Friedbert Meurer: Selten ist eine Sitzung der EZB so mit Spannung erwartet worden wie gestern. Mario Draghi, der Präsident, hatte Tage vorher in Aussicht gestellt, er wolle alles tun, um den Euro zu retten. Das war an der Börse als ein klarer Hinweis verstanden worden: Die EZB in Frankfurt wird wieder Milliarden ausgeben und Staatsanleihen von angeschlagenen Euroländern aufkaufen. Gestern aber folgten der Ankündigung doch noch keine Taten: Die EZB will Staatsanleihen zwar kaufen, aber nicht sofort und auch nur unter Bedingungen. Mein Kollege Gerd Breker hat gestern Abend Christian Dreger vom Deutschen Institut der Wirtschaft gefragt, vom DIW, ob also auch die EZB über keinen Masterplan verfügt, um die Krise zu lösen.

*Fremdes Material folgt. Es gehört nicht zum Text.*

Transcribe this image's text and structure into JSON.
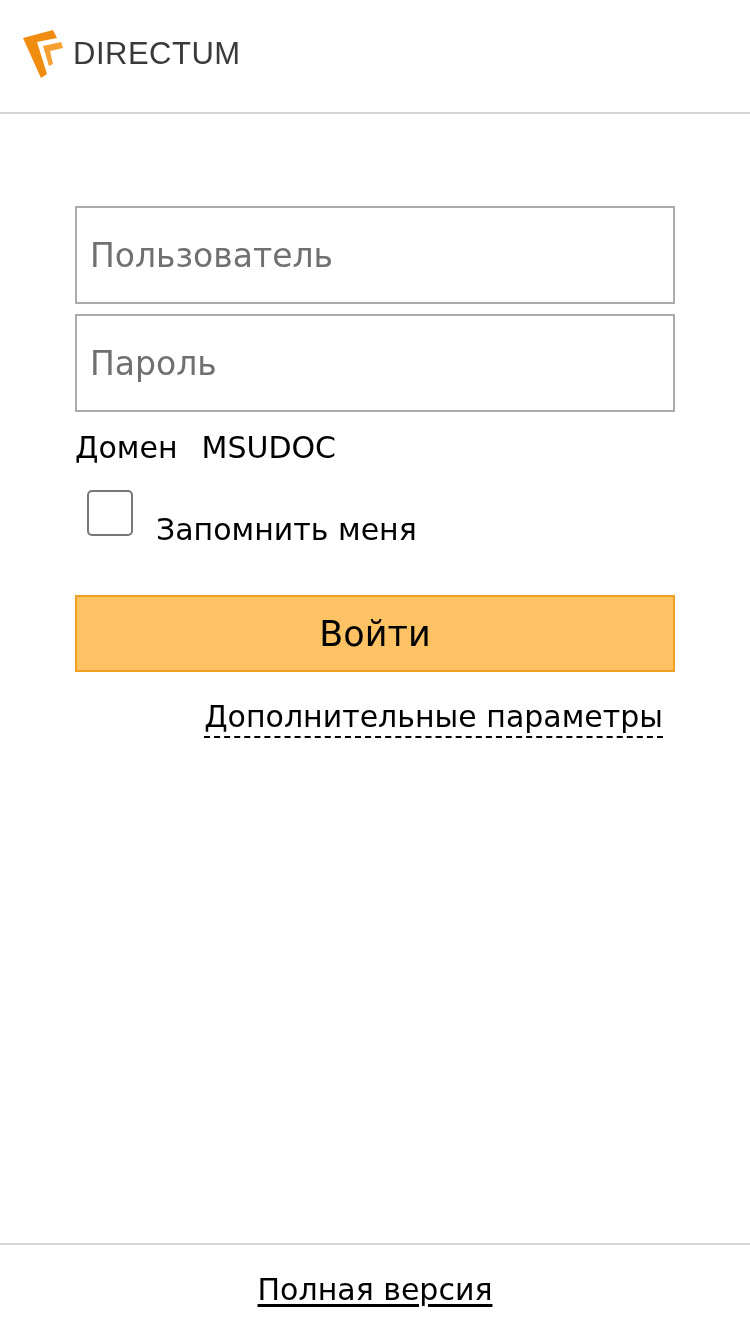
{
  "header": {
    "logo_text": "DIRECTUM"
  },
  "login_form": {
    "username": {
      "placeholder": "Пользователь"
    },
    "password": {
      "placeholder": "Пароль"
    },
    "domain": {
      "label": "Домен",
      "value": "MSUDOC"
    },
    "remember_me": {
      "label": "Запомнить меня",
      "checked": false
    },
    "submit_button": "Войти",
    "advanced_link": "Дополнительные параметры"
  },
  "footer": {
    "full_version_link": "Полная версия"
  }
}
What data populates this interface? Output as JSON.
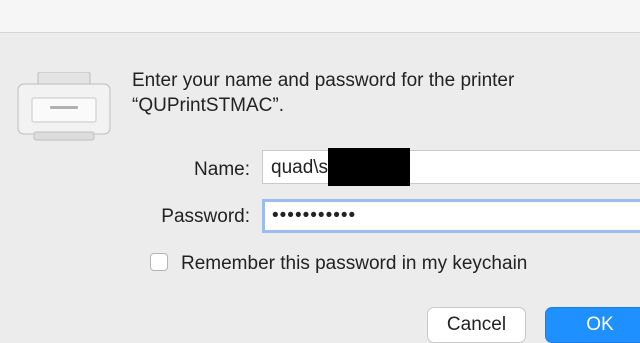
{
  "dialog": {
    "message": "Enter your name and password for the printer “QUPrintSTMAC”.",
    "name_label": "Name:",
    "name_value": "quad\\s",
    "password_label": "Password:",
    "password_value": "•••••••••••",
    "remember_label": "Remember this password in my keychain",
    "remember_checked": false,
    "cancel_label": "Cancel",
    "ok_label": "OK"
  },
  "colors": {
    "accent": "#1e90ff",
    "focus_ring": "#9bbcec",
    "background": "#ececec"
  },
  "icons": {
    "printer": "printer-icon"
  }
}
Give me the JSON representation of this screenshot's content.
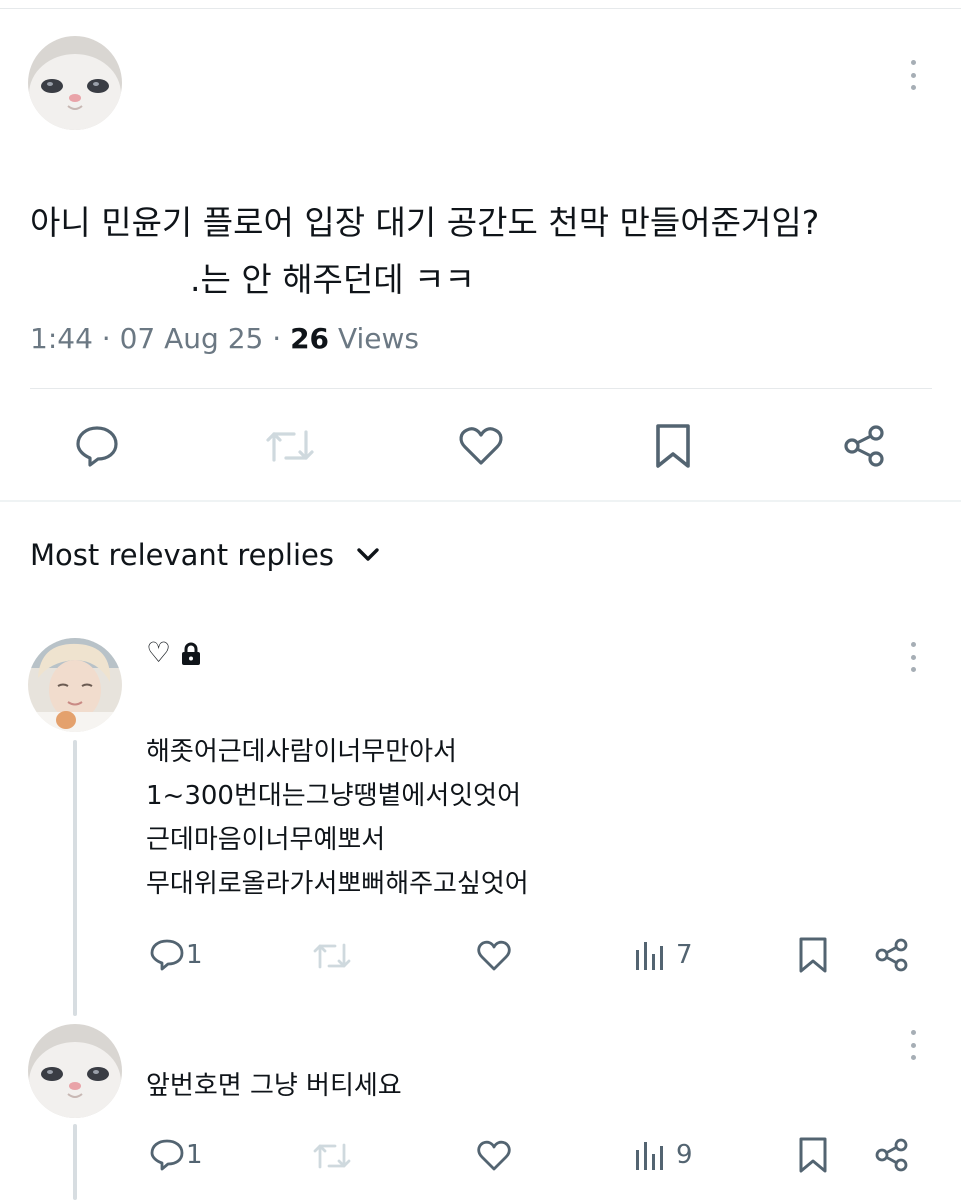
{
  "post": {
    "text_line1": "아니 민윤기 플로어 입장 대기 공간도 천막 만들어준거임?",
    "text_line2": ".는 안 해주던데 ㅋㅋ",
    "time": "1:44",
    "date": "07 Aug 25",
    "views_count": "26",
    "views_label": "Views",
    "sep": "·"
  },
  "replies_header": {
    "label": "Most relevant replies"
  },
  "replies": [
    {
      "name_glyph": "♡",
      "lines": [
        "해좃어근데사람이너무만아서",
        "1~300번대는그냥땡볕에서잇엇어",
        "근데마음이너무예뽀서",
        "무대위로올라가서뽀뻐해주고싶엇어"
      ],
      "reply_count": "1",
      "view_count": "7"
    },
    {
      "text": "앞번호면 그냥 버티세요",
      "reply_count": "1",
      "view_count": "9"
    }
  ],
  "colors": {
    "icon": "#536471",
    "icon_light": "#cfd9de",
    "divider": "#e6e9eb",
    "meta": "#6b7883"
  }
}
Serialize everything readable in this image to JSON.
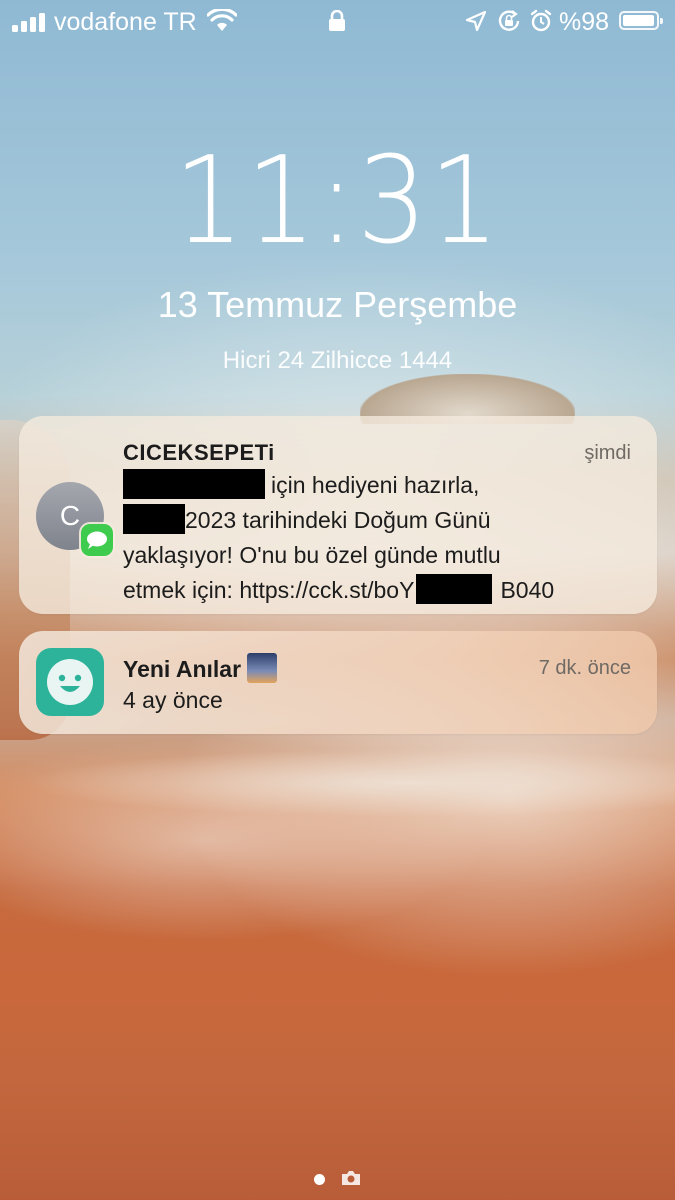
{
  "status_bar": {
    "carrier": "vodafone TR",
    "battery_percent": "%98",
    "battery_level": 0.98,
    "icons": [
      "signal-icon",
      "wifi-icon",
      "lock-icon",
      "location-icon",
      "rotation-lock-icon",
      "alarm-icon",
      "battery-icon"
    ]
  },
  "lock_screen": {
    "time": "11:31",
    "date": "13 Temmuz Perşembe",
    "hijri_date": "Hicri 24 Zilhicce 1444"
  },
  "notifications": [
    {
      "app": "Messages",
      "avatar_letter": "C",
      "sender": "CICEKSEPETi",
      "time": "şimdi",
      "line1": "için hediyeni hazırla,",
      "line2": "2023 tarihindeki Doğum Günü",
      "line3": "yaklaşıyor! O'nu bu özel günde mutlu",
      "line4_start": "etmek için: https://cck.st/boY",
      "line4_end": "B040"
    },
    {
      "app": "Photos Memories",
      "title": "Yeni Anılar",
      "body": "4 ay önce",
      "time": "7 dk. önce"
    }
  ],
  "colors": {
    "card_bg": "#f5ebde",
    "messages_green": "#3fcc4e",
    "app_icon_teal": "#2db39a"
  }
}
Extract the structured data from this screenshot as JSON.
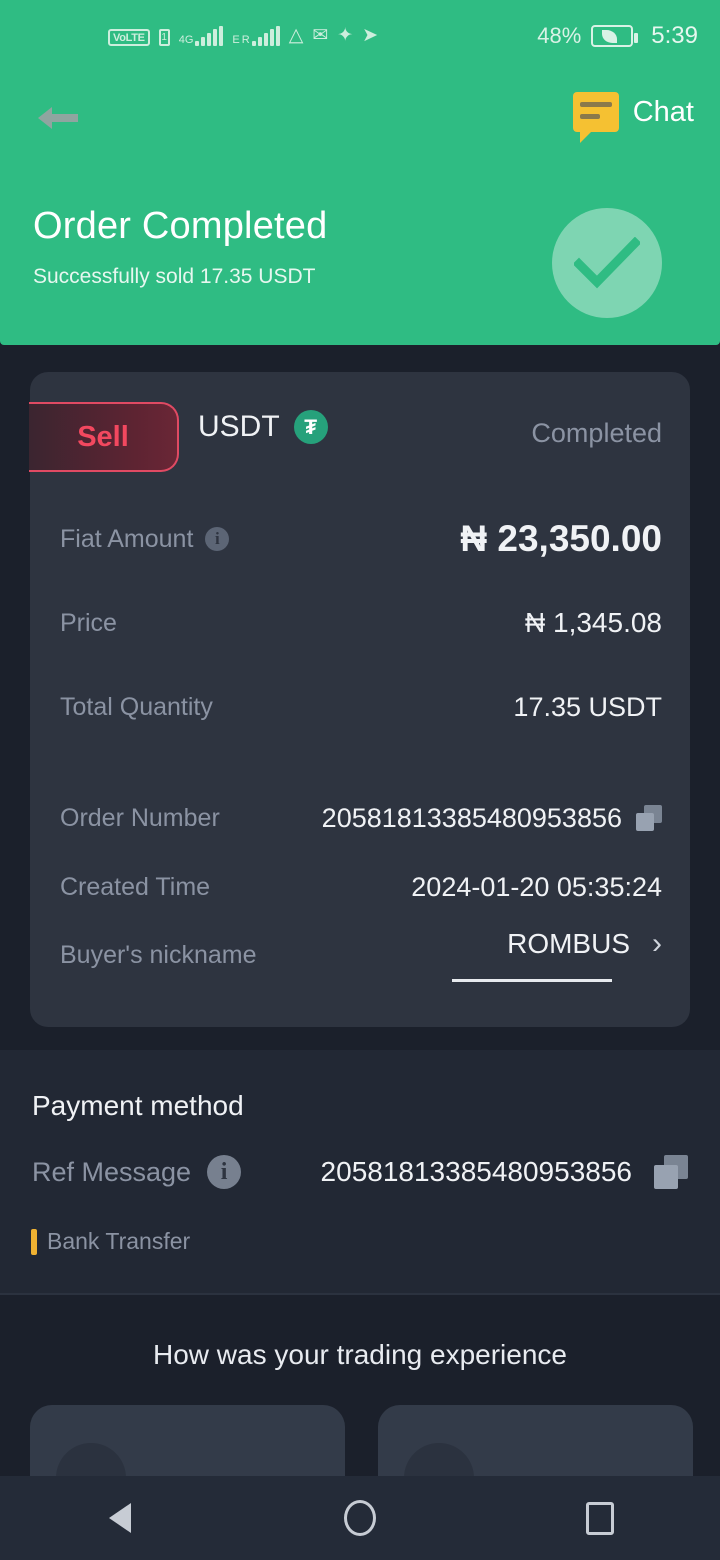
{
  "status_bar": {
    "volte_label": "VoLTE",
    "sim_label": "1",
    "network_type": "4G",
    "network_type2_e": "E",
    "network_type2_r": "R",
    "icons": [
      "volte-icon",
      "sim-icon",
      "signal-4g-icon",
      "signal-roaming-icon",
      "assistant-icon",
      "mail-icon",
      "binance-icon",
      "telegram-icon"
    ],
    "battery_percent": "48%",
    "battery_icon": "battery-eco-icon",
    "time": "5:39"
  },
  "nav": {
    "back_icon": "back-arrow-icon",
    "chat_label": "Chat",
    "chat_icon": "chat-bubble-icon"
  },
  "hero": {
    "title": "Order Completed",
    "subtitle": "Successfully sold  17.35 USDT",
    "check_icon": "check-circle-icon"
  },
  "order_card": {
    "side_badge": "Sell",
    "asset": "USDT",
    "asset_icon": "tether-icon",
    "asset_symbol": "₮",
    "status": "Completed",
    "rows": [
      {
        "label": "Fiat Amount",
        "value": "₦ 23,350.00",
        "info": true
      },
      {
        "label": "Price",
        "value": "₦ 1,345.08",
        "info": false
      },
      {
        "label": "Total Quantity",
        "value": "17.35 USDT",
        "info": false
      },
      {
        "label": "Order Number",
        "value": "20581813385480953856",
        "copy": true
      },
      {
        "label": "Created Time",
        "value": "2024-01-20 05:35:24",
        "copy": false
      },
      {
        "label": "Buyer's nickname",
        "value": "ROMBUS",
        "chevron": true
      }
    ]
  },
  "payment": {
    "title": "Payment method",
    "ref_label": "Ref Message",
    "ref_value": "20581813385480953856",
    "bank_label": "Bank Transfer",
    "copy_icon": "copy-icon",
    "info_icon": "info-icon"
  },
  "experience": {
    "title": "How was your trading experience"
  },
  "system_nav": {
    "back": "back-triangle-icon",
    "home": "home-circle-icon",
    "recents": "recents-square-icon"
  },
  "colors": {
    "brand_green": "#2fbc83",
    "page_bg": "#1b202b",
    "card_bg": "#2e3440",
    "sell_red": "#f2485f",
    "tether_green": "#26a17b",
    "chat_yellow": "#f5c132",
    "bank_amber": "#f0b232"
  }
}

Christian Dreger: Zunächst einmal spiegelt es wider eine gewisse Unsicherheit, im Moment selbst bei der Zentralbank. Es gibt natürlich auch eine politische Unsicherheit im Euroraum. Die Länder sind eben auch in unterschiedlicher Weise aufgestellt, die EZB ist im Moment auch am diskutieren, wie sie die Funktionsfähigkeit der monetären Transmissionen wieder am besten herstellt. Bestätigt wurde von Draghi, dass die EZB dann solche Pläne entwickelt, jetzt wieder Anleihen notleidender Länder aufzukaufen, um deren Zinsbelastung zu senken. Das hat man bereits vorher gemacht. Insofern ist das eigentlich jetzt eine Fortsetzung eines früheren Kurses, aber es scheint jetzt zumindest auch eine größere Bereitschaft der EZB auch zu bestehen, dies dann tatsächlich umzusetzen.
Gerd Breker: Sie sagen es, Herr Dreger: Das einzige Mittel bleibt der Ankauf von Staatsanleihen. Das ist allerdings umstritten, denn die Europäische Zentralbank tut, was sie eigentlich nicht tun darf: Sie finanziert Krisenstaaten.
Dreger: Na ja, nicht direkt. Also die EZB würde natürlich diese Staatsanleihen nur an den Sekundärmärkten kaufen, das ist dann praktisch im Rahmen ihrer monetären Operationen, die sie sonst auch durchführt. Also insofern ist es eigentlich nichts Neues. Die Wertpapiere werden am Markt gehandelt. Es ist nicht so, dass die einzelnen Staaten hingehen, irgendwelche Papiere ausgeben und die dann gleich der EZB verkaufen.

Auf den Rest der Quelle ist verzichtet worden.